Even as a young reader, I was attracted to dark, mysterious stories by writers like Edgar Allan Poe, Stephen King, Agatha Christie, the Brontës. I loved exploring their mystical and psychologically fascinating worlds—and I definitely enjoyed the thrills. My childhood was a sunny, calm one, but I was shy. The excitement I found between the covers of a book was all I wanted and needed.
Is it any wonder that—having lived long enough to know the real world can be a truly dangerous place—I still long to escape into the relative safety of those imagined worlds? I travel those dim pathways again and again, and each time find myself somewhere new. My companions in the shadows are ghosts, lost children, lost loves, and sometimes even the monstrous. The hopeful, the wishful, the desperate-for-love. These are my friends, the ones who whisper in my ear as I write.
Except. No one can live in darkness all the time. There is always joy. Light that must get in. That place where my stories come from is my retreat, my secret pleasure—a pleasure I love to share with like-minded readers. But the everyday me—the one who walks the dogs, schedules my kids’ activities, posts the cat pics, the one who is likely to show up at the grocery store or the library, or my favorite coffee place—is most often caught wearing a smile, and rarely the color black. Are you disappointed? I hope not. But I’ll tell you a secret: writers rarely even look like writers. They look like you. They look like me.
So, follow me to my secret place. (And mind the cat pics along the way!)
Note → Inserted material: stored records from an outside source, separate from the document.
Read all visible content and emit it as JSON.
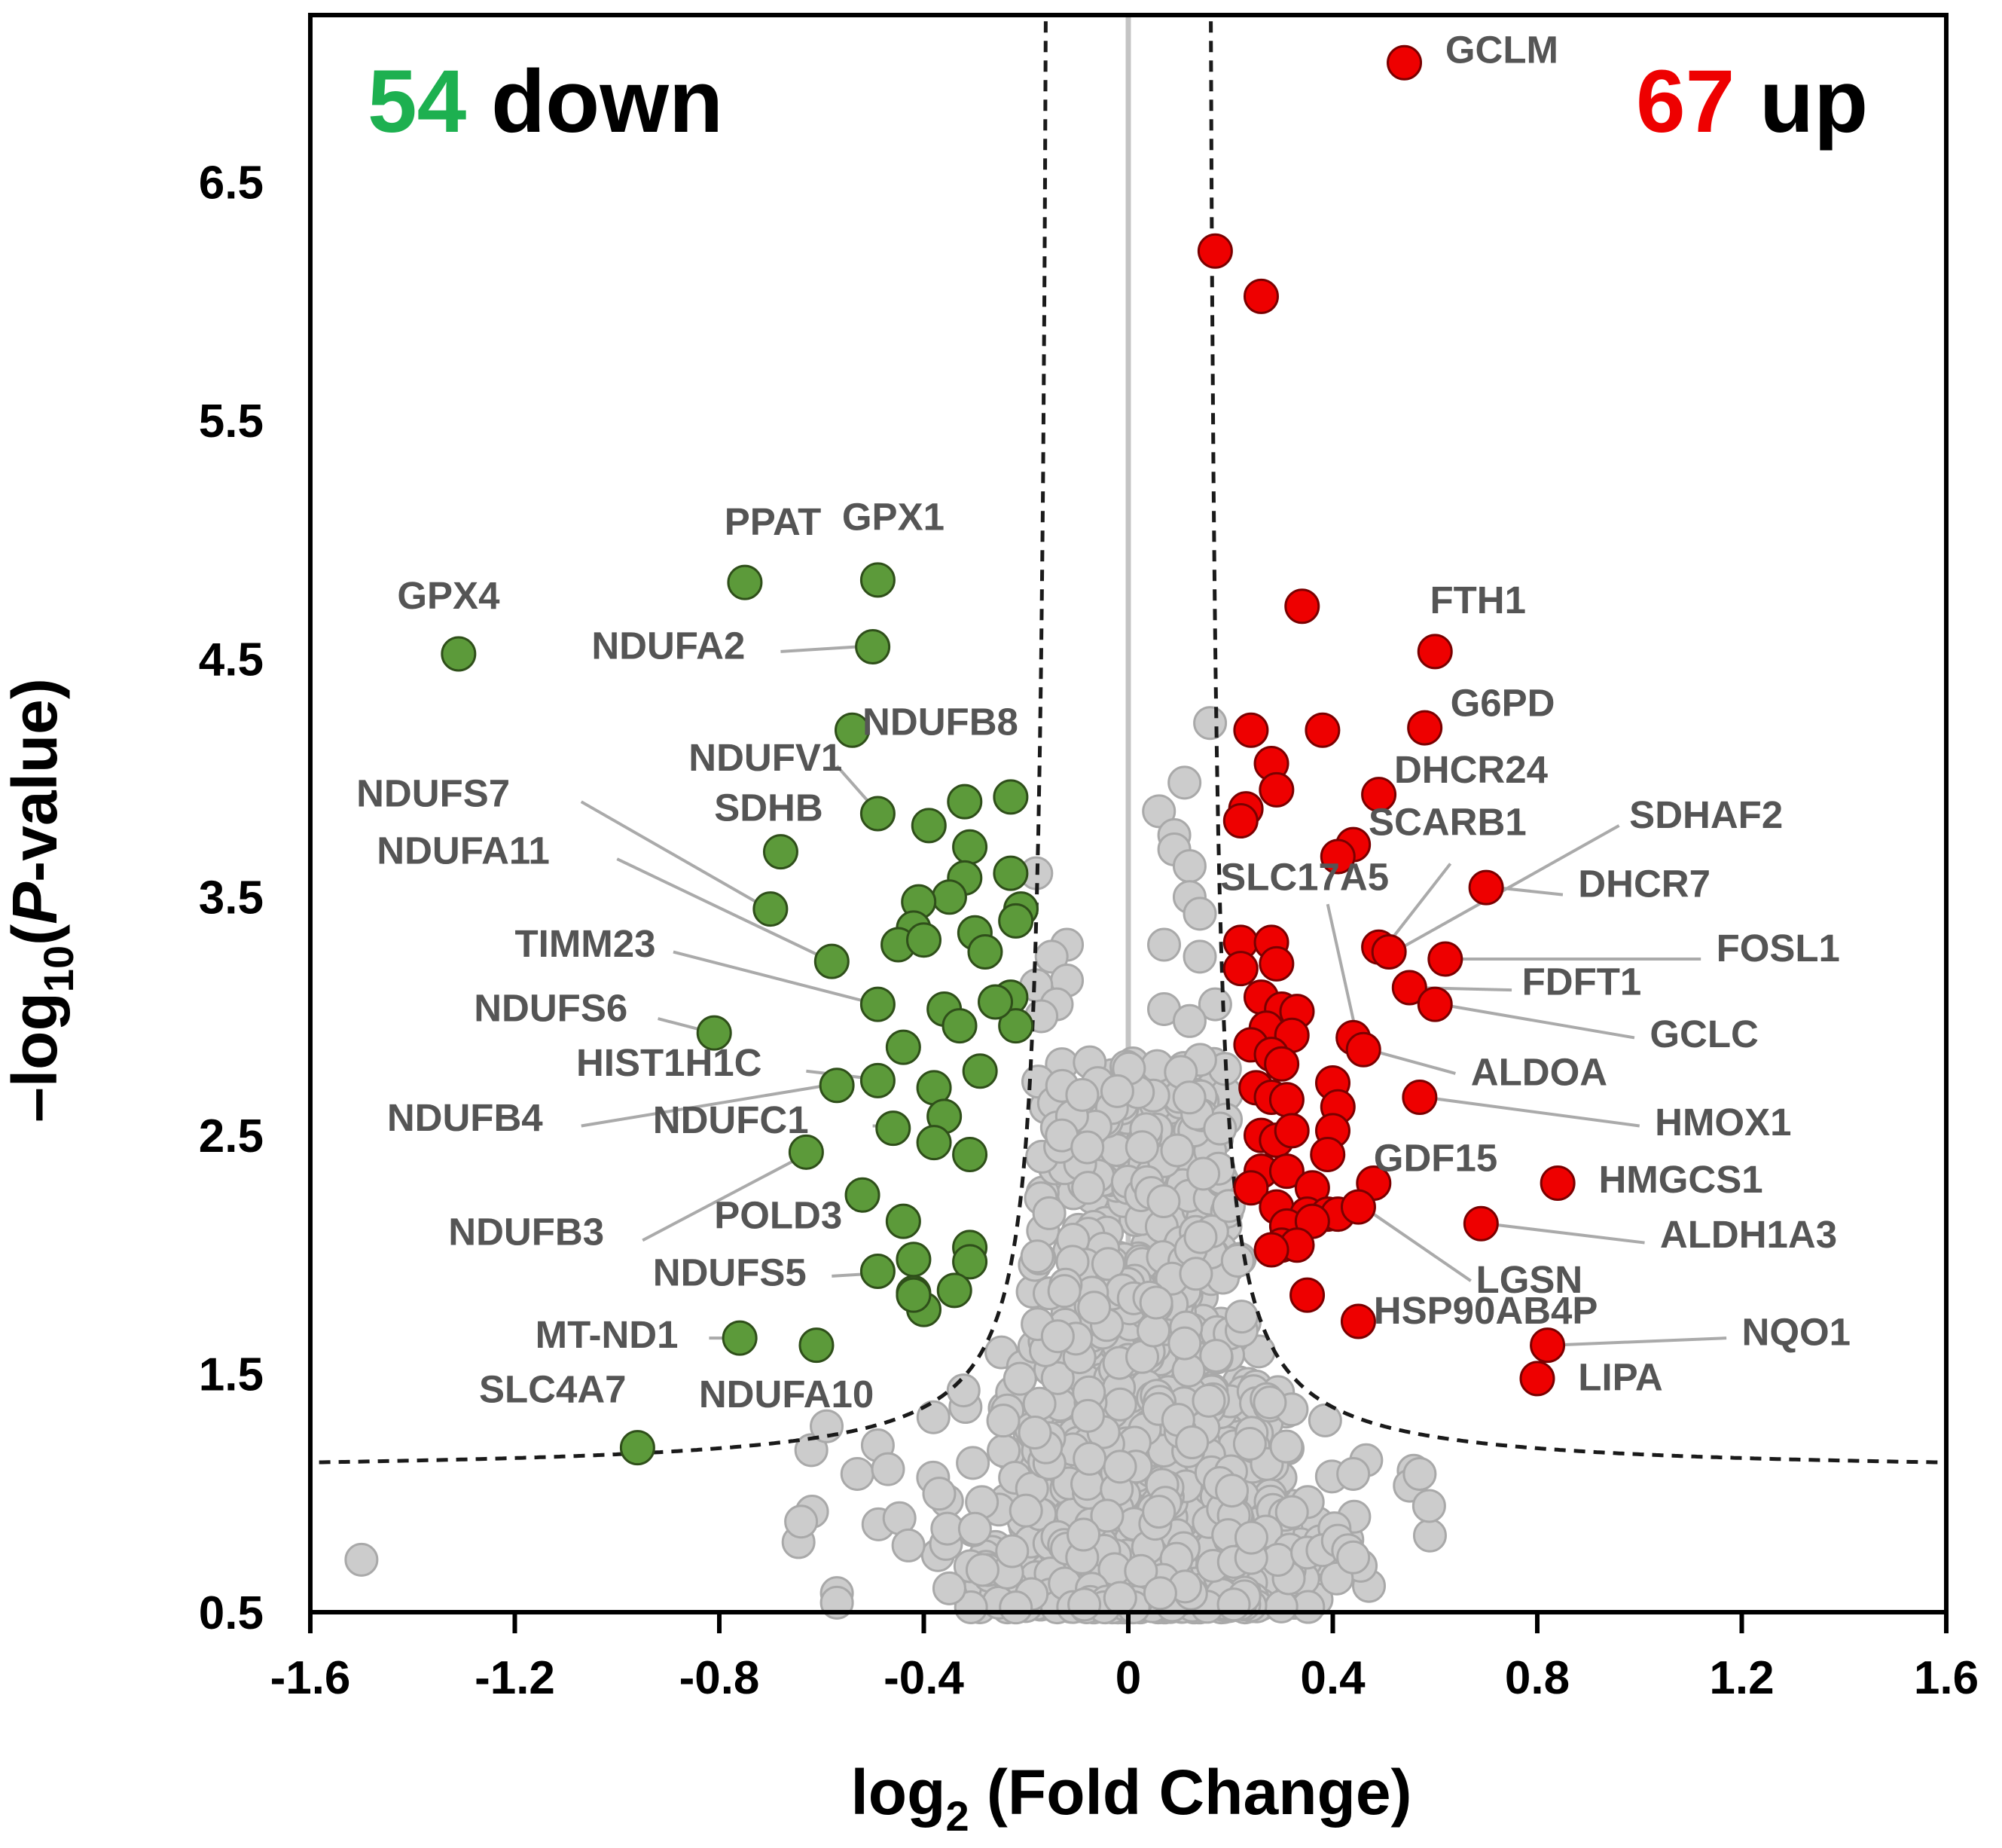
{
  "chart_data": {
    "type": "scatter",
    "title": "",
    "xlabel_prefix": "log",
    "xlabel_sub": "2",
    "xlabel_suffix": " (Fold Change)",
    "ylabel_prefix": "–log",
    "ylabel_sub": "10",
    "ylabel_open": "(",
    "ylabel_italic": "P",
    "ylabel_suffix": "-value)",
    "xlim": [
      -1.6,
      1.6
    ],
    "ylim": [
      0.5,
      7.2
    ],
    "x_ticks": [
      "-1.6",
      "-1.2",
      "-0.8",
      "-0.4",
      "0",
      "0.4",
      "0.8",
      "1.2",
      "1.6"
    ],
    "y_ticks": [
      "0.5",
      "1.5",
      "2.5",
      "3.5",
      "4.5",
      "5.5",
      "6.5"
    ],
    "threshold": {
      "x0": 0.15,
      "y0": 1.08,
      "k": 0.07
    },
    "colors": {
      "down": "#5c9a3a",
      "up": "#ee0000",
      "ns": "#cccccc",
      "down_text": "#1db050",
      "up_text": "#ee0000",
      "label": "#555555",
      "leader": "#aaaaaa",
      "zero_line": "#c4c4c4"
    },
    "counts": {
      "down_number": "54",
      "down_word": " down",
      "up_number": "67",
      "up_word": " up"
    },
    "down_points": [
      [
        -1.31,
        4.52
      ],
      [
        -0.75,
        4.82
      ],
      [
        -0.49,
        4.83
      ],
      [
        -0.5,
        4.55
      ],
      [
        -0.54,
        4.2
      ],
      [
        -0.49,
        3.85
      ],
      [
        -0.68,
        3.69
      ],
      [
        -0.7,
        3.45
      ],
      [
        -0.58,
        3.23
      ],
      [
        -0.49,
        3.05
      ],
      [
        -0.81,
        2.93
      ],
      [
        -0.49,
        2.73
      ],
      [
        -0.57,
        2.71
      ],
      [
        -0.46,
        2.53
      ],
      [
        -0.63,
        2.43
      ],
      [
        -0.52,
        2.25
      ],
      [
        -0.44,
        2.14
      ],
      [
        -0.49,
        1.93
      ],
      [
        -0.61,
        1.62
      ],
      [
        -0.76,
        1.65
      ],
      [
        -0.96,
        1.19
      ],
      [
        -0.32,
        3.9
      ],
      [
        -0.39,
        3.8
      ],
      [
        -0.31,
        3.71
      ],
      [
        -0.32,
        3.58
      ],
      [
        -0.35,
        3.5
      ],
      [
        -0.41,
        3.48
      ],
      [
        -0.23,
        3.92
      ],
      [
        -0.23,
        3.6
      ],
      [
        -0.21,
        3.45
      ],
      [
        -0.42,
        3.37
      ],
      [
        -0.45,
        3.3
      ],
      [
        -0.4,
        3.32
      ],
      [
        -0.3,
        3.35
      ],
      [
        -0.28,
        3.27
      ],
      [
        -0.22,
        3.4
      ],
      [
        -0.44,
        2.87
      ],
      [
        -0.36,
        3.03
      ],
      [
        -0.33,
        2.96
      ],
      [
        -0.23,
        3.08
      ],
      [
        -0.22,
        2.96
      ],
      [
        -0.38,
        2.7
      ],
      [
        -0.29,
        2.77
      ],
      [
        -0.36,
        2.58
      ],
      [
        -0.38,
        2.47
      ],
      [
        -0.31,
        2.42
      ],
      [
        -0.31,
        2.03
      ],
      [
        -0.31,
        1.97
      ],
      [
        -0.42,
        1.98
      ],
      [
        -0.42,
        1.84
      ],
      [
        -0.34,
        1.85
      ],
      [
        -0.4,
        1.77
      ],
      [
        -0.42,
        1.83
      ],
      [
        -0.26,
        3.06
      ]
    ],
    "up_points": [
      [
        0.54,
        7.0
      ],
      [
        0.17,
        6.21
      ],
      [
        0.26,
        6.02
      ],
      [
        0.34,
        4.72
      ],
      [
        0.6,
        4.53
      ],
      [
        0.58,
        4.21
      ],
      [
        0.24,
        4.2
      ],
      [
        0.38,
        4.2
      ],
      [
        0.28,
        4.06
      ],
      [
        0.29,
        3.95
      ],
      [
        0.49,
        3.93
      ],
      [
        0.23,
        3.87
      ],
      [
        0.22,
        3.82
      ],
      [
        0.44,
        3.72
      ],
      [
        0.41,
        3.67
      ],
      [
        0.7,
        3.54
      ],
      [
        0.49,
        3.29
      ],
      [
        0.51,
        3.27
      ],
      [
        0.62,
        3.24
      ],
      [
        0.55,
        3.12
      ],
      [
        0.6,
        3.05
      ],
      [
        0.44,
        2.91
      ],
      [
        0.46,
        2.86
      ],
      [
        0.57,
        2.66
      ],
      [
        0.84,
        2.3
      ],
      [
        0.48,
        2.3
      ],
      [
        0.69,
        2.13
      ],
      [
        0.8,
        1.48
      ],
      [
        0.82,
        1.62
      ],
      [
        0.45,
        1.72
      ],
      [
        0.35,
        1.83
      ],
      [
        0.22,
        3.31
      ],
      [
        0.22,
        3.2
      ],
      [
        0.28,
        3.31
      ],
      [
        0.29,
        3.22
      ],
      [
        0.26,
        3.08
      ],
      [
        0.3,
        3.03
      ],
      [
        0.33,
        3.02
      ],
      [
        0.27,
        2.95
      ],
      [
        0.32,
        2.92
      ],
      [
        0.24,
        2.88
      ],
      [
        0.28,
        2.84
      ],
      [
        0.3,
        2.8
      ],
      [
        0.25,
        2.7
      ],
      [
        0.28,
        2.66
      ],
      [
        0.31,
        2.65
      ],
      [
        0.4,
        2.72
      ],
      [
        0.41,
        2.62
      ],
      [
        0.26,
        2.5
      ],
      [
        0.29,
        2.48
      ],
      [
        0.32,
        2.52
      ],
      [
        0.4,
        2.52
      ],
      [
        0.39,
        2.42
      ],
      [
        0.26,
        2.35
      ],
      [
        0.31,
        2.35
      ],
      [
        0.36,
        2.28
      ],
      [
        0.24,
        2.28
      ],
      [
        0.29,
        2.2
      ],
      [
        0.35,
        2.17
      ],
      [
        0.39,
        2.17
      ],
      [
        0.41,
        2.17
      ],
      [
        0.45,
        2.2
      ],
      [
        0.31,
        2.12
      ],
      [
        0.36,
        2.14
      ],
      [
        0.3,
        2.04
      ],
      [
        0.33,
        2.04
      ],
      [
        0.28,
        2.02
      ]
    ],
    "ns_points": [
      [
        -1.5,
        0.72
      ],
      [
        -0.64,
        0.88
      ],
      [
        -0.57,
        0.58
      ],
      [
        -0.57,
        0.54
      ],
      [
        -0.62,
        1.18
      ],
      [
        -0.59,
        1.28
      ],
      [
        -0.53,
        1.08
      ],
      [
        -0.49,
        1.2
      ],
      [
        -0.47,
        1.1
      ],
      [
        -0.43,
        0.78
      ],
      [
        -0.35,
        0.6
      ],
      [
        -0.3,
        0.85
      ],
      [
        -0.22,
        0.52
      ],
      [
        -0.18,
        3.6
      ],
      [
        -0.12,
        3.3
      ],
      [
        -0.15,
        3.25
      ],
      [
        -0.12,
        3.15
      ],
      [
        -0.18,
        3.13
      ],
      [
        -0.14,
        3.05
      ],
      [
        -0.17,
        3.0
      ],
      [
        -0.11,
        2.58
      ],
      [
        -0.09,
        2.67
      ],
      [
        -0.13,
        2.5
      ],
      [
        -0.08,
        2.45
      ],
      [
        0.06,
        3.86
      ],
      [
        0.11,
        3.98
      ],
      [
        0.16,
        4.23
      ],
      [
        0.09,
        3.76
      ],
      [
        0.09,
        3.7
      ],
      [
        0.12,
        3.63
      ],
      [
        0.12,
        3.5
      ],
      [
        0.07,
        3.3
      ],
      [
        0.14,
        3.43
      ],
      [
        0.14,
        3.25
      ],
      [
        0.07,
        3.03
      ],
      [
        0.17,
        3.05
      ],
      [
        0.12,
        2.98
      ],
      [
        0.44,
        1.08
      ],
      [
        0.57,
        1.08
      ],
      [
        0.35,
        0.75
      ],
      [
        0.38,
        0.76
      ],
      [
        0.41,
        0.8
      ],
      [
        0.43,
        0.76
      ],
      [
        0.44,
        0.73
      ],
      [
        0.32,
        0.92
      ]
    ],
    "ns_cloud": {
      "count": 1150,
      "left_center": -0.05,
      "right_center": 0.13,
      "spread": 0.085,
      "tail_spread": 0.24
    },
    "labels": [
      {
        "text": "GCLM",
        "x": 0.62,
        "y": 7.0,
        "anchor": "start"
      },
      {
        "text": "PPAT",
        "x": -0.79,
        "y": 5.02,
        "anchor": "start"
      },
      {
        "text": "GPX1",
        "x": -0.56,
        "y": 5.04,
        "anchor": "start"
      },
      {
        "text": "GPX4",
        "x": -1.43,
        "y": 4.71,
        "anchor": "start"
      },
      {
        "text": "NDUFA2",
        "x": -1.05,
        "y": 4.5,
        "anchor": "start",
        "lx1": -0.68,
        "ly1": 4.53,
        "lx2": -0.53,
        "ly2": 4.55
      },
      {
        "text": "NDUFB8",
        "x": -0.52,
        "y": 4.18,
        "anchor": "start"
      },
      {
        "text": "NDUFV1",
        "x": -0.86,
        "y": 4.03,
        "anchor": "start",
        "lx1": -0.57,
        "ly1": 4.05,
        "lx2": -0.5,
        "ly2": 3.88
      },
      {
        "text": "SDHB",
        "x": -0.81,
        "y": 3.82,
        "anchor": "start"
      },
      {
        "text": "NDUFS7",
        "x": -1.51,
        "y": 3.88,
        "anchor": "start",
        "lx1": -1.07,
        "ly1": 3.9,
        "lx2": -0.72,
        "ly2": 3.47
      },
      {
        "text": "NDUFA11",
        "x": -1.47,
        "y": 3.64,
        "anchor": "start",
        "lx1": -1.0,
        "ly1": 3.66,
        "lx2": -0.6,
        "ly2": 3.25
      },
      {
        "text": "TIMM23",
        "x": -1.2,
        "y": 3.25,
        "anchor": "start",
        "lx1": -0.89,
        "ly1": 3.27,
        "lx2": -0.51,
        "ly2": 3.06
      },
      {
        "text": "NDUFS6",
        "x": -1.28,
        "y": 2.98,
        "anchor": "start",
        "lx1": -0.92,
        "ly1": 2.99,
        "lx2": -0.83,
        "ly2": 2.94
      },
      {
        "text": "HIST1H1C",
        "x": -1.08,
        "y": 2.75,
        "anchor": "start",
        "lx1": -0.63,
        "ly1": 2.77,
        "lx2": -0.51,
        "ly2": 2.74
      },
      {
        "text": "NDUFB4",
        "x": -1.45,
        "y": 2.52,
        "anchor": "start",
        "lx1": -1.07,
        "ly1": 2.54,
        "lx2": -0.59,
        "ly2": 2.71
      },
      {
        "text": "NDUFC1",
        "x": -0.93,
        "y": 2.51,
        "anchor": "start",
        "lx1": -0.5,
        "ly1": 2.54,
        "lx2": -0.47,
        "ly2": 2.54
      },
      {
        "text": "NDUFB3",
        "x": -1.33,
        "y": 2.04,
        "anchor": "start",
        "lx1": -0.95,
        "ly1": 2.06,
        "lx2": -0.64,
        "ly2": 2.41
      },
      {
        "text": "POLD3",
        "x": -0.81,
        "y": 2.11,
        "anchor": "start"
      },
      {
        "text": "NDUFS5",
        "x": -0.93,
        "y": 1.87,
        "anchor": "start",
        "lx1": -0.58,
        "ly1": 1.91,
        "lx2": -0.5,
        "ly2": 1.92
      },
      {
        "text": "MT-ND1",
        "x": -1.16,
        "y": 1.61,
        "anchor": "start",
        "lx1": -0.82,
        "ly1": 1.65,
        "lx2": -0.77,
        "ly2": 1.65
      },
      {
        "text": "SLC4A7",
        "x": -1.27,
        "y": 1.38,
        "anchor": "start"
      },
      {
        "text": "NDUFA10",
        "x": -0.84,
        "y": 1.36,
        "anchor": "start"
      },
      {
        "text": "FTH1",
        "x": 0.59,
        "y": 4.69,
        "anchor": "start"
      },
      {
        "text": "G6PD",
        "x": 0.63,
        "y": 4.26,
        "anchor": "start"
      },
      {
        "text": "DHCR24",
        "x": 0.52,
        "y": 3.98,
        "anchor": "start"
      },
      {
        "text": "SCARB1",
        "x": 0.47,
        "y": 3.76,
        "anchor": "start",
        "lx1": 0.63,
        "ly1": 3.64,
        "lx2": 0.51,
        "ly2": 3.31
      },
      {
        "text": "SDHAF2",
        "x": 0.98,
        "y": 3.79,
        "anchor": "start",
        "lx1": 0.96,
        "ly1": 3.8,
        "lx2": 0.52,
        "ly2": 3.27
      },
      {
        "text": "SLC17A5",
        "x": 0.18,
        "y": 3.53,
        "anchor": "start",
        "lx1": 0.39,
        "ly1": 3.47,
        "lx2": 0.45,
        "ly2": 2.89
      },
      {
        "text": "DHCR7",
        "x": 0.88,
        "y": 3.5,
        "anchor": "start",
        "lx1": 0.85,
        "ly1": 3.51,
        "lx2": 0.72,
        "ly2": 3.54
      },
      {
        "text": "FOSL1",
        "x": 1.15,
        "y": 3.23,
        "anchor": "start",
        "lx1": 1.12,
        "ly1": 3.24,
        "lx2": 0.63,
        "ly2": 3.24
      },
      {
        "text": "FDFT1",
        "x": 0.77,
        "y": 3.09,
        "anchor": "start",
        "lx1": 0.75,
        "ly1": 3.11,
        "lx2": 0.56,
        "ly2": 3.12
      },
      {
        "text": "GCLC",
        "x": 1.02,
        "y": 2.87,
        "anchor": "start",
        "lx1": 0.99,
        "ly1": 2.91,
        "lx2": 0.61,
        "ly2": 3.05
      },
      {
        "text": "ALDOA",
        "x": 0.67,
        "y": 2.71,
        "anchor": "start",
        "lx1": 0.64,
        "ly1": 2.76,
        "lx2": 0.47,
        "ly2": 2.86
      },
      {
        "text": "HMOX1",
        "x": 1.03,
        "y": 2.5,
        "anchor": "start",
        "lx1": 1.0,
        "ly1": 2.54,
        "lx2": 0.58,
        "ly2": 2.66
      },
      {
        "text": "GDF15",
        "x": 0.48,
        "y": 2.35,
        "anchor": "start"
      },
      {
        "text": "HMGCS1",
        "x": 0.92,
        "y": 2.26,
        "anchor": "start"
      },
      {
        "text": "ALDH1A3",
        "x": 1.04,
        "y": 2.03,
        "anchor": "start",
        "lx1": 1.01,
        "ly1": 2.05,
        "lx2": 0.7,
        "ly2": 2.13
      },
      {
        "text": "LGSN",
        "x": 0.68,
        "y": 1.84,
        "anchor": "start",
        "lx1": 0.67,
        "ly1": 1.89,
        "lx2": 0.48,
        "ly2": 2.17
      },
      {
        "text": "HSP90AB4P",
        "x": 0.48,
        "y": 1.71,
        "anchor": "start"
      },
      {
        "text": "NQO1",
        "x": 1.2,
        "y": 1.62,
        "anchor": "start",
        "lx1": 1.17,
        "ly1": 1.65,
        "lx2": 0.83,
        "ly2": 1.62
      },
      {
        "text": "LIPA",
        "x": 0.88,
        "y": 1.43,
        "anchor": "start"
      }
    ]
  }
}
(Author pic by Julia Noack Photography)
Official Bio:
Laura Benedict is the Edgar- and ITW Thriller Award- nominated author of eight books, including When I Make Love to the Bug Man (stories) and novels of suspense, including The Stranger Inside. Her Bliss House gothic trilogy includes: The Abandoned Heart, Charlotte’s Story (Booklist starred review), and Bliss House. Her short fiction has appeared in Ellery Queen’s Mystery Magazine, and in numerous anthologies like Thrillers: 100 Must-Reads, The Lineup: 20 Provocative Women Writers, and St. Louis Noir. A native of Cincinnati, she lives in Southern Illinois with her family.